You can work with MACROLIST(1) as though it were any other series in EViews. You can display the series by clicking on the Show button on the toolbar and entering MACROLIST(1). You can include GDP in another group directly or indirectly. A group which contains:
macrolist(1) macrolist(2)
will be identical to a group containing
gdp invest
We can also use the individual group members as part of expressions in generating new series:
Groups—147
series realgdp = macrolist(1)/price
series y = 2*log(macrolist(3))
or in modifying the original series:
series macrolist(2) = macrolist(2)/price
Note that in this latter example the series keyword is required, despite the fact that the INVEST series already exists. This is true whenever you access a series as a member of a group.

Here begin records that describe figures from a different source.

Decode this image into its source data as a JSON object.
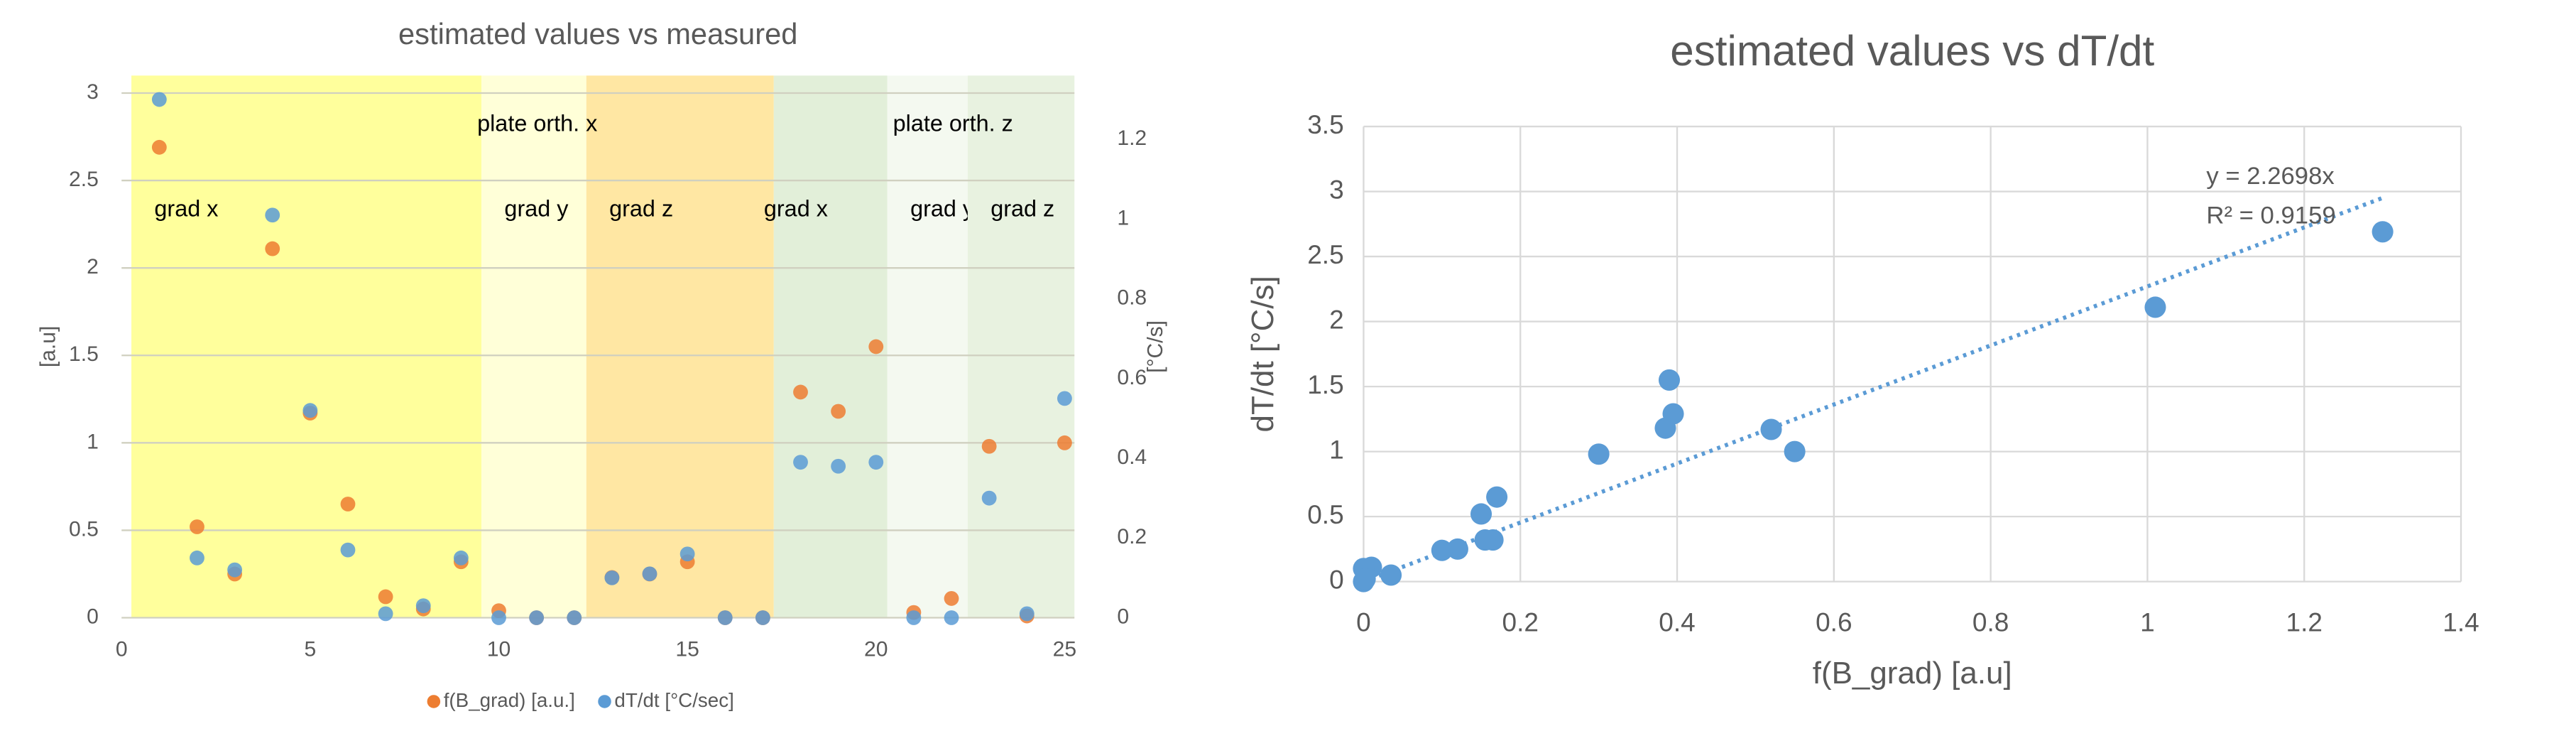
{
  "chart_data": [
    {
      "type": "scatter",
      "title": "estimated values vs measured",
      "ylabel": "[a.u]",
      "y2label": "[°C/s]",
      "xlim": [
        0,
        25.26
      ],
      "xticks": [
        0,
        5,
        10,
        15,
        20,
        25
      ],
      "ylim": [
        0,
        3.1
      ],
      "yticks": [
        0,
        0.5,
        1,
        1.5,
        2,
        2.5,
        3
      ],
      "y2lim": [
        0,
        1.36
      ],
      "y2ticks": [
        0,
        0.2,
        0.4,
        0.6,
        0.8,
        1,
        1.2
      ],
      "grid": true,
      "legend": "bottom",
      "regions": [
        {
          "x": [
            0.26,
            9.54
          ],
          "color": "#ffff9c",
          "label": "grad x"
        },
        {
          "x": [
            9.54,
            12.32
          ],
          "color": "#ffffd8",
          "label": "grad y"
        },
        {
          "x": [
            12.32,
            17.29
          ],
          "color": "#ffe7a3",
          "label": "grad z"
        },
        {
          "x": [
            17.29,
            20.3
          ],
          "color": "#e2efd9",
          "label": "grad x"
        },
        {
          "x": [
            20.3,
            22.43
          ],
          "color": "#f4f9f0",
          "label": "grad y"
        },
        {
          "x": [
            22.43,
            25.26
          ],
          "color": "#e8f2e0",
          "label": "grad z"
        }
      ],
      "annotations": [
        "plate orth. x",
        "plate orth. z"
      ],
      "x": [
        1,
        2,
        3,
        4,
        5,
        6,
        7,
        8,
        9,
        10,
        11,
        12,
        13,
        14,
        15,
        16,
        17,
        18,
        19,
        20,
        21,
        22,
        23,
        24,
        25
      ],
      "series": [
        {
          "name": "f(B_grad) [a.u.]",
          "color": "#ed7d31",
          "values": [
            2.69,
            0.52,
            0.25,
            2.11,
            1.17,
            0.65,
            0.12,
            0.05,
            0.32,
            0.04,
            0,
            0,
            0.23,
            0.25,
            0.32,
            0,
            0,
            1.29,
            1.18,
            1.55,
            0.03,
            0.11,
            0.98,
            0.01,
            1.0
          ]
        },
        {
          "name": "dT/dt [°C/sec]",
          "color": "#5b9bd5",
          "axis": "y2",
          "values": [
            1.3,
            0.15,
            0.12,
            1.01,
            0.52,
            0.17,
            0.01,
            0.03,
            0.15,
            0,
            0,
            0,
            0.1,
            0.11,
            0.16,
            0,
            0,
            0.39,
            0.38,
            0.39,
            0,
            0,
            0.3,
            0.01,
            0.55
          ]
        }
      ]
    },
    {
      "type": "scatter",
      "title": "estimated values vs dT/dt",
      "xlabel": "f(B_grad) [a.u]",
      "ylabel": "dT/dt [°C/s]",
      "xlim": [
        0,
        1.4
      ],
      "xticks": [
        0,
        0.2,
        0.4,
        0.6,
        0.8,
        1,
        1.2,
        1.4
      ],
      "ylim": [
        0,
        3.5
      ],
      "yticks": [
        0,
        0.5,
        1,
        1.5,
        2,
        2.5,
        3,
        3.5
      ],
      "grid": true,
      "x": [
        1.3,
        1.01,
        0.55,
        0.52,
        0.39,
        0.395,
        0.385,
        0.3,
        0.17,
        0.15,
        0.165,
        0.155,
        0.12,
        0.1,
        0.035,
        0.01,
        0,
        0,
        0.002
      ],
      "series": [
        {
          "name": "dT/dt",
          "color": "#5b9bd5",
          "values": [
            2.69,
            2.11,
            1.0,
            1.17,
            1.55,
            1.29,
            1.18,
            0.98,
            0.65,
            0.52,
            0.32,
            0.32,
            0.25,
            0.24,
            0.05,
            0.11,
            0.1,
            0,
            0.02
          ]
        }
      ],
      "trendline": {
        "slope": 2.2698,
        "x": [
          0,
          1.3
        ],
        "color": "#5b9bd5",
        "label": [
          "y = 2.2698x",
          "R² = 0.9159"
        ]
      }
    }
  ]
}
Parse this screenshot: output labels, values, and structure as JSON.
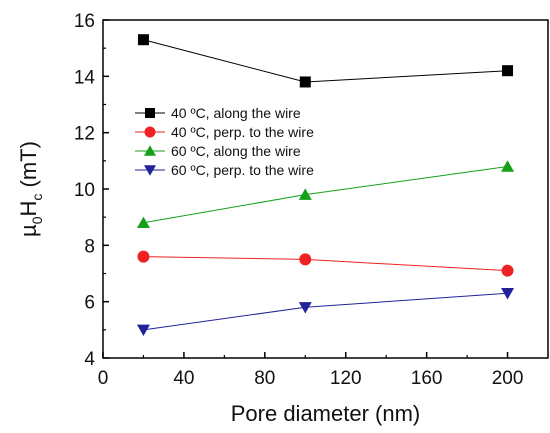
{
  "chart_data": {
    "type": "line",
    "xlabel": "Pore diameter (nm)",
    "ylabel": "µ0Hc (mT)",
    "ylabel_parts": {
      "mu": "µ",
      "sub0": "0",
      "H": "H",
      "subc": "c",
      "unit": " (mT)"
    },
    "xlim": [
      0,
      220
    ],
    "ylim": [
      4,
      16
    ],
    "xticks": [
      0,
      40,
      80,
      120,
      160,
      200
    ],
    "yticks": [
      4,
      6,
      8,
      10,
      12,
      14,
      16
    ],
    "grid": false,
    "legend_position": "upper-left",
    "x": [
      20,
      100,
      200
    ],
    "series": [
      {
        "name": "40 ºC, along the wire",
        "values": [
          15.3,
          13.8,
          14.2
        ],
        "color": "#000000",
        "marker": "square"
      },
      {
        "name": "40 ºC, perp. to the wire",
        "values": [
          7.6,
          7.5,
          7.1
        ],
        "color": "#ee2222",
        "marker": "circle"
      },
      {
        "name": "60 ºC, along the wire",
        "values": [
          8.8,
          9.8,
          10.8
        ],
        "color": "#16a01a",
        "marker": "triangle-up"
      },
      {
        "name": "60 ºC, perp. to the wire",
        "values": [
          5.0,
          5.8,
          6.3
        ],
        "color": "#22229a",
        "marker": "triangle-down"
      }
    ]
  }
}
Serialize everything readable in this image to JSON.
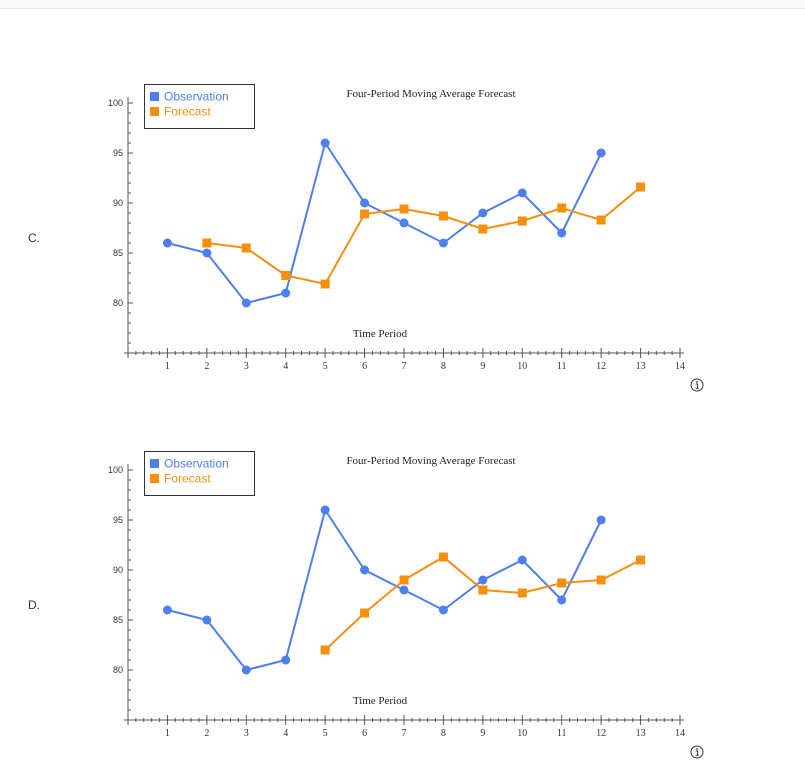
{
  "options": [
    {
      "label": "C.",
      "chart_data": {
        "type": "line",
        "title": "Four-Period Moving Average Forecast",
        "xlabel": "Time Period",
        "ylabel": "",
        "xlim": [
          0,
          14
        ],
        "ylim": [
          75,
          100
        ],
        "x_ticks": [
          1,
          2,
          3,
          4,
          5,
          6,
          7,
          8,
          9,
          10,
          11,
          12,
          13,
          14
        ],
        "y_ticks": [
          80,
          85,
          90,
          95,
          100
        ],
        "grid": false,
        "legend_position": "top-left",
        "series": [
          {
            "name": "Observation",
            "color": "#4f7fec",
            "marker": "circle",
            "x": [
              1,
              2,
              3,
              4,
              5,
              6,
              7,
              8,
              9,
              10,
              11,
              12
            ],
            "y": [
              86,
              85,
              80,
              81,
              96,
              90,
              88,
              86,
              89,
              91,
              87,
              95
            ]
          },
          {
            "name": "Forecast",
            "color": "#f5900f",
            "marker": "square",
            "x": [
              2,
              3,
              4,
              5,
              6,
              7,
              8,
              9,
              10,
              11,
              12,
              13
            ],
            "y": [
              86,
              85.5,
              82.75,
              81.9,
              88.9,
              89.4,
              88.7,
              87.4,
              88.2,
              89.5,
              88.3,
              91.6
            ]
          }
        ]
      }
    },
    {
      "label": "D.",
      "chart_data": {
        "type": "line",
        "title": "Four-Period Moving Average Forecast",
        "xlabel": "Time Period",
        "ylabel": "",
        "xlim": [
          0,
          14
        ],
        "ylim": [
          75,
          100
        ],
        "x_ticks": [
          1,
          2,
          3,
          4,
          5,
          6,
          7,
          8,
          9,
          10,
          11,
          12,
          13,
          14
        ],
        "y_ticks": [
          80,
          85,
          90,
          95,
          100
        ],
        "grid": false,
        "legend_position": "top-left",
        "series": [
          {
            "name": "Observation",
            "color": "#4f7fec",
            "marker": "circle",
            "x": [
              1,
              2,
              3,
              4,
              5,
              6,
              7,
              8,
              9,
              10,
              11,
              12
            ],
            "y": [
              86,
              85,
              80,
              81,
              96,
              90,
              88,
              86,
              89,
              91,
              87,
              95
            ]
          },
          {
            "name": "Forecast",
            "color": "#f5900f",
            "marker": "square",
            "x": [
              5,
              6,
              7,
              8,
              9,
              10,
              11,
              12,
              13
            ],
            "y": [
              82,
              85.7,
              89,
              91.3,
              88,
              87.7,
              88.7,
              89,
              91
            ]
          }
        ]
      }
    }
  ]
}
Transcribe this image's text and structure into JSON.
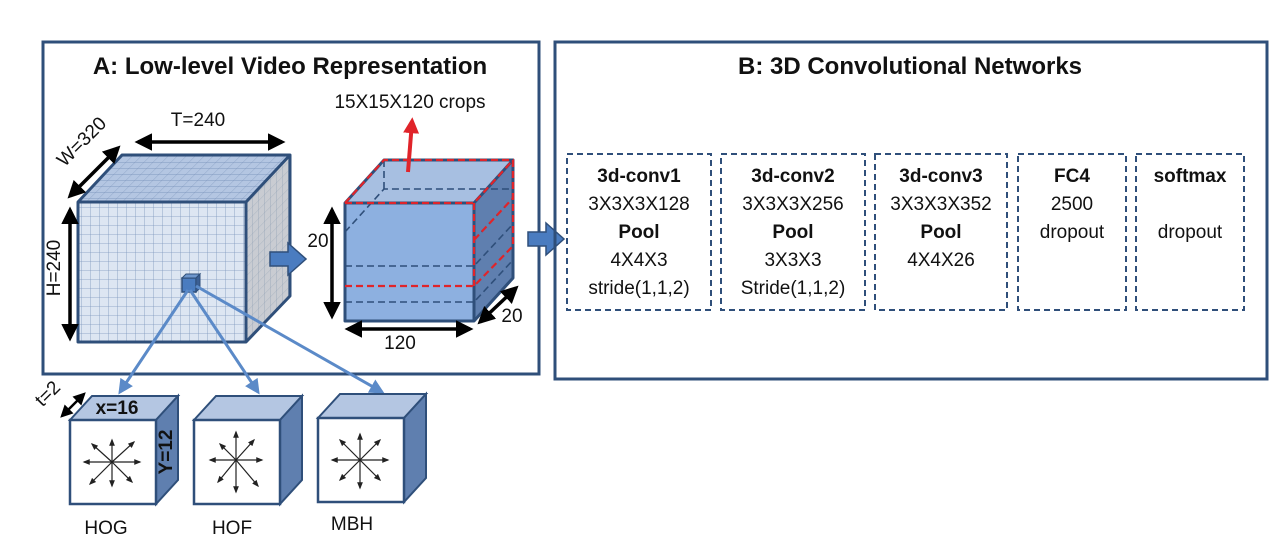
{
  "panel_a": {
    "title": "A: Low-level Video Representation",
    "crops_label": "15X15X120 crops",
    "t_label": "T=240",
    "w_label": "W=320",
    "h_label": "H=240",
    "crop_height_label": "20",
    "crop_width_label": "120",
    "crop_depth_label": "20",
    "small_t_label": "t=2",
    "small_x_label": "x=16",
    "small_y_label": "Y=12",
    "descriptors": [
      "HOG",
      "HOF",
      "MBH"
    ]
  },
  "panel_b": {
    "title": "B: 3D Convolutional Networks",
    "layers": [
      {
        "name": "3d-conv1",
        "lines": [
          "3X3X3X128",
          "Pool",
          "4X4X3",
          "stride(1,1,2)"
        ]
      },
      {
        "name": "3d-conv2",
        "lines": [
          "3X3X3X256",
          "Pool",
          "3X3X3",
          "Stride(1,1,2)"
        ]
      },
      {
        "name": "3d-conv3",
        "lines": [
          "3X3X3X352",
          "Pool",
          "4X4X26"
        ]
      },
      {
        "name": "FC4",
        "lines": [
          "2500",
          "dropout"
        ]
      },
      {
        "name": "softmax",
        "lines": [
          "",
          "dropout"
        ]
      }
    ]
  },
  "colors": {
    "border": "#2f4f7a",
    "cube_front": "#dde6f2",
    "cube_top": "#b4c6e2",
    "cube_side": "#8fa3bf",
    "crop_front": "#8db0e0",
    "crop_side": "#5f7faf",
    "accent_arrow": "#4a7cc0",
    "red": "#e0242a"
  }
}
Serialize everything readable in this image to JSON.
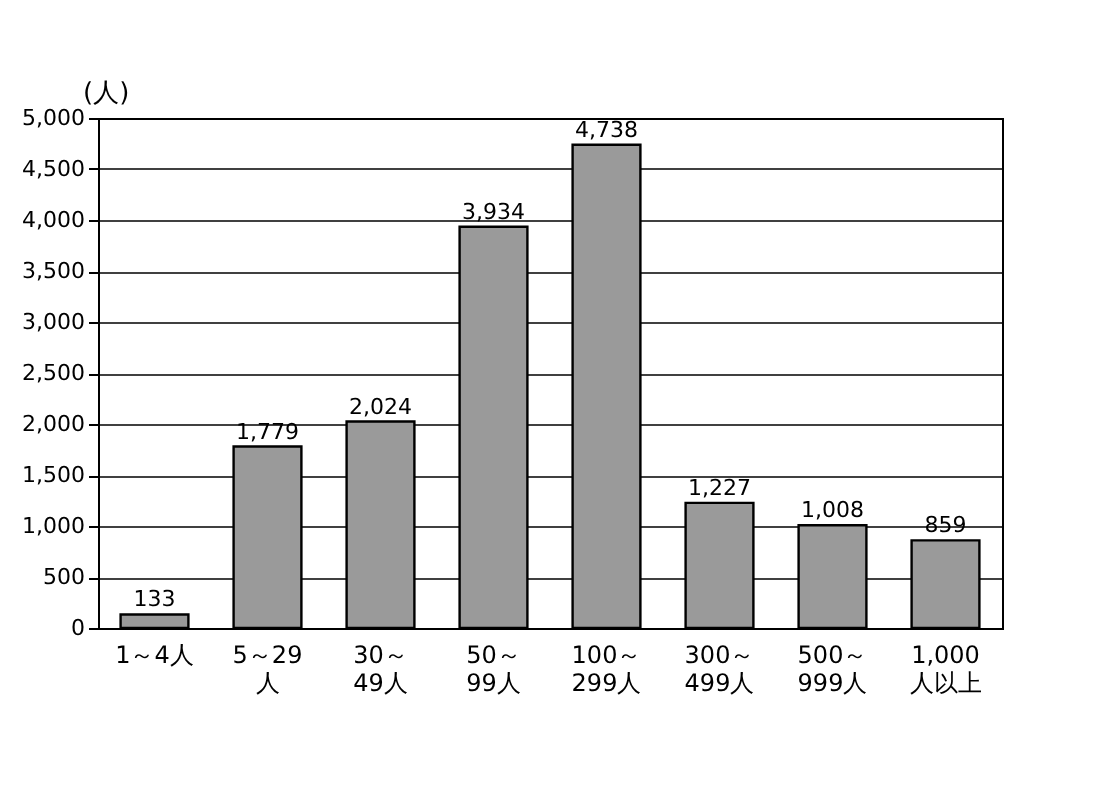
{
  "chart_data": {
    "type": "bar",
    "ylabel": "(人)",
    "categories": [
      "1～4人",
      "5～29\n人",
      "30～\n49人",
      "50～\n99人",
      "100～\n299人",
      "300～\n499人",
      "500～\n999人",
      "1,000\n人以上"
    ],
    "values": [
      133,
      1779,
      2024,
      3934,
      4738,
      1227,
      1008,
      859
    ],
    "value_labels": [
      "133",
      "1,779",
      "2,024",
      "3,934",
      "4,738",
      "1,227",
      "1,008",
      "859"
    ],
    "color": "#9a9a9a",
    "ylim": [
      0,
      5000
    ],
    "yticks": [
      {
        "value": 0,
        "label": "0"
      },
      {
        "value": 500,
        "label": "500"
      },
      {
        "value": 1000,
        "label": "1,000"
      },
      {
        "value": 1500,
        "label": "1,500"
      },
      {
        "value": 2000,
        "label": "2,000"
      },
      {
        "value": 2500,
        "label": "2,500"
      },
      {
        "value": 3000,
        "label": "3,000"
      },
      {
        "value": 3500,
        "label": "3,500"
      },
      {
        "value": 4000,
        "label": "4,000"
      },
      {
        "value": 4500,
        "label": "4,500"
      },
      {
        "value": 5000,
        "label": "5,000"
      }
    ],
    "grid": "y"
  }
}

Other tools allow you to retrieve the number of series in a group using the “@COUNT” group data member:
scalar numgroup = macrolist.@count
To retrieve the names of each of the series, you may use the group data member “@SERIESNAME”. These tools are described in greater detail in “Group Data Members” on page 164 of the Command and Programming Reference.
An Illustration
Auto-series and group processing provides you with a powerful set of tools for working with series data. As we saw above, auto-series provide you with dynamic updating of expressions. If we use the auto-series expression:
log(y)
the result will be automatically updated whenever the contents of the series Y changes.
A potential drawback of using auto-series is that expressions may be quite lengthy. For example, the two expressions:
log(gdp)/price + d(invest) * (cons + invest)
12345.6789 * 3.14159 / cons^2 + dlog(gdp)
are not suited to use as auto-series if they are to be used repeatedly in other expressions.
You can employ group access to make this style of working with data practical. First, create groups containing the expressions:
group g1 log(gdp)/price+d(invest)*(cons+invest)
group g2 12345.6789*3.14159/cons^2+dlog(gdp)
If there are spaces in the expression, the entire contents should be enclosed in parentheses.
You can now refer to the auto-series as G1(1) and G2(1). You can go even further by combining the two auto-series into a single group:
148—Chapter 6. Working with Data
group myseries g1(1) g2(1)
and then referring to the series as MYSERIES(1) and MYSERIES(2). If you wish to skip the intermediate step of defining the subgroups G1 and G2, make certain that there are no spaces in the subexpression or that it is enclosed in parentheses. For example, the two expressions in the group ALTSERIES,
group altseries (log(gdp)/price) 3.141*cons/price
may be referred to as ALTSERIES(1) and ALTSERIES(2).
Scalars
Scalar objects are different from series and groups in that they hold a single number instead of data for each observation in the sample. In addition, scalar objects have no window views, and may only be used in calculations or displayed on the status line. Scalars are created by commands of the form:
scalar scalar_name = number
where you assign a number to the scalar name. The number may be an expression or special functions that return a scalar.
To examine the contents of a scalar, you may enter the command show, followed by the name of the scalar. EViews will display the value of the scalar in the status line at the bottom of the EViews window, in the left-hand corner of the status line. For example:
scalar logl1 = eq1.@logl
show logl1
stores the log likelihood value of the equation object named EQ1 in a scalar named LOGL1, and displays the value in the status line. Likewise, double clicking on the scalar name in the workfile window displays the value in the status line.